In der mündlichen Verhandlung belehrte mich dann jedoch die forsche (etwa 28jährige) Richterin über die (Zitat) „Aussichtlosigkeit der Klage“. Es sei nämlich so: Der Kläger (also mein Malermeister) trüge nun einmal die Beweislast dafür, dass keine Vergütung vereinbart worden war. Dies habe der BGH ganz klar entschieden. Im vorliegenden Fall habe die Beklagte aber nun einmal bestritten [Sie merken: die Formulierung „nun einmal“ ist bei dieser Richterin sehr beliebt], dass keine Vergütungsvereinbarung getroffen wurde, sondern vorgetragen, dass zwischen dem Kläger und dem Projektleiter ein Stundensatz von 13 Euro vereinbart worden sei.
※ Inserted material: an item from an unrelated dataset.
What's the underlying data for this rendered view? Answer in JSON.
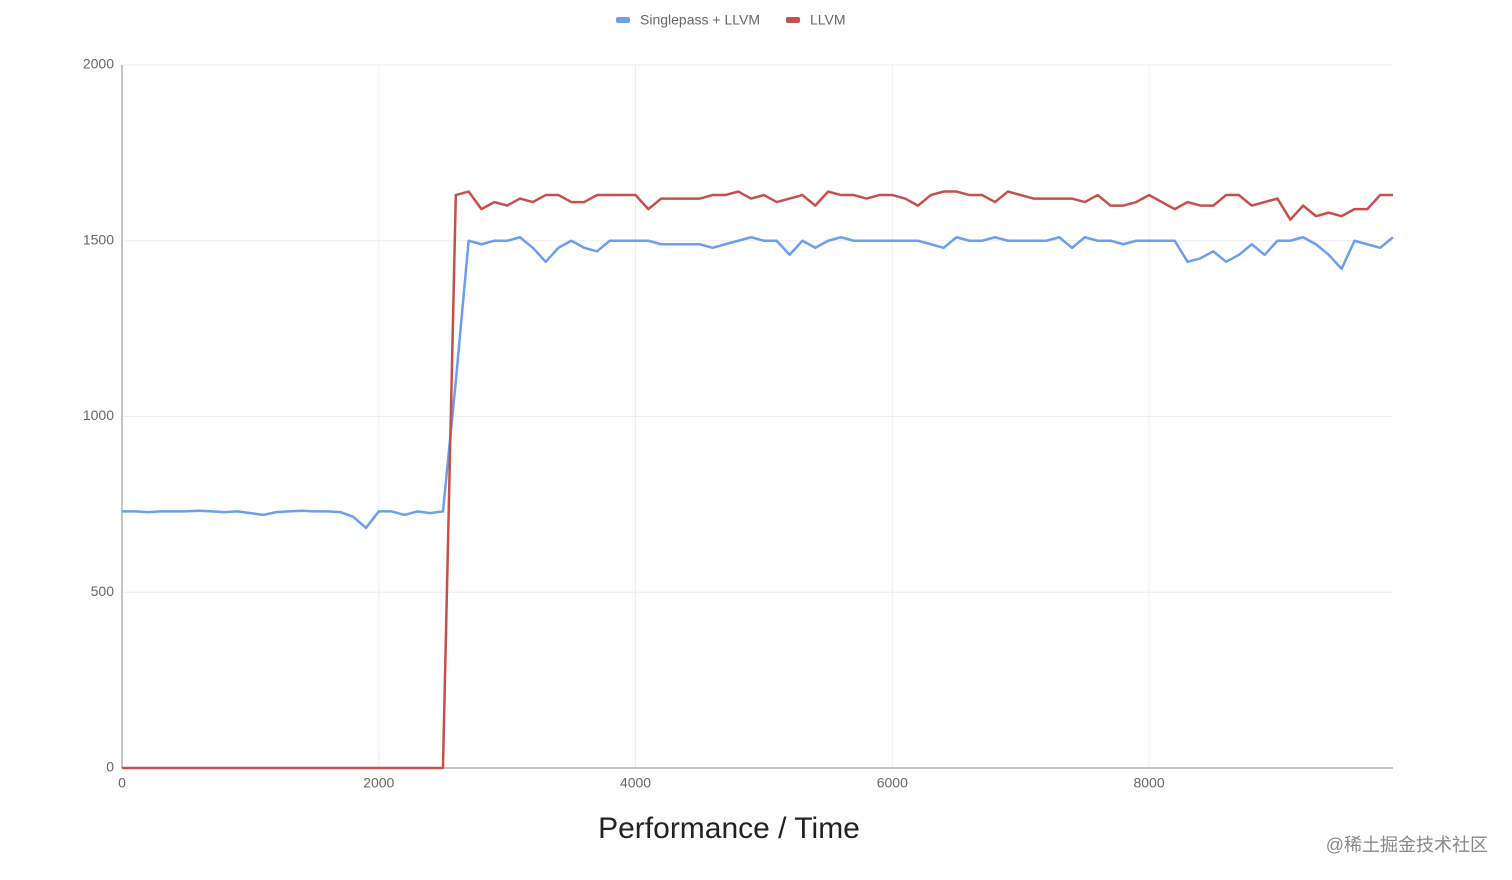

Der Maler habe somit den Beweis für die negative Tatsache (also das Tatbestandsmerkmal „nicht bestimmt“) des § 632 Abs. 2 BGB) nicht erbracht.

Nun hat die Richterin insofern Recht, als der BGH die Beweislast für das Fehlen einer Vergütungsvereinbarung tatsächlich dem Unternehmer auferlegt (BGH NJW-RR 96, 952). Darauf war ich bei der Klagevorbereitung auch gekommen. Was die Richterin aber ausblendete: Die Beklagte trug vor, die Vergütung sei am Objekt vereinbart worden, also Tage nach dem Telefonat und als der Maler bereits die Hälfte der Wohnung gestrichen hatte. Lassen wir einmal weg, dass dieser Vortrag – so ich meinem Mandanten glaube – erstunken und erlogen war. Nach meiner naiven Auffassung kommt es für die Feststellung der essentialia negotii eines Vertrags auf den Zeitpunkt des Vertragsschlusses an – und dieser Vertragsschluss war (um sich der Richterin anzupassen: „nun einmal“) bereits im Telefonat. Das – und darauf kommt es meines Erachtens für die Beweisführung hier zentral an – bestritt nicht einmal die Beklagte. Die Beklagte behauptete nämlich die angebliche Vereinbarung für eine Zeitpunkt mehrere Tage nach dem Telefonat. Somit wäre eine solche Vergütungsabrede eine nachträgliche Änderung der Konditionen eines bereits bestehenden Vertrags gewesen. Und dafür trägt – nach meiner unmaßgeblichen Meinung – derjenige die Beweislast, der sich auf diese Änderung beruft.

Jedoch: Entweder ich liege sachlich falsch oder meine rhetorischen Fähigkeiten sind desolat: Denn die Richterin belehrte mich erneut, darauf käme es nicht an. Warum nicht, verschwieg sie. Auch meine Zitate aus Zöller und sonstigen Kommentaren, dass dann aber jedenfalls an den Negativbeweis keine zu strengen Anforderungen gestellt werden dürfen, fruchteten ebenso wenig wie mein Hinweis, dass der Vortrag der Gegenseite schon aus sich heraus widersprüchlich ist.

Nun ja, was soll ich sagen: Die Atmosphäre in der mündlichen Verhandlung war vergiftet. Ich argumentierte (mal leise, mal etwas lauter), der Mandant schüttelte ungläubig den Kopf. Dann stritt der Mandant selbst mit der Richterin, ich versuchte ihn zu beruhigen. Die Beklagte lehnte sich amüsiert zurück. Am Ende verglichen wir uns auf ein lächerlich geringes Honorar. Der Mandant hat jetzt erst mal keine Lust mehr auf Prozesse und lässt sich alle Aufträge schriftlich geben.

Übrigens: Die Bauträgerfirma zahlte bis heute weder den unstreitigen Vergütungsanteil (also die 13 Euro pro Stunde), noch den kleinen (darüber hinaus gehenden) Vergleichsbetrag. Aber sicher wäre es eine ganz bösartige Unterstellung, wenn man andeuten würde, das ganze war von Anfang an geplant. Wer Maler oder Bauhandwerker im Verwandten- und Bekanntenkreis hat, die er gerne schützen möchte, kann den Namen der Firma gerne bei mir erfragen.

Moral der traurigen Geschichte: Die Beweislastverteilung führt zu Härten, um so mehr, wenn man sie falsch anwendet. So ist es „nun einmal“.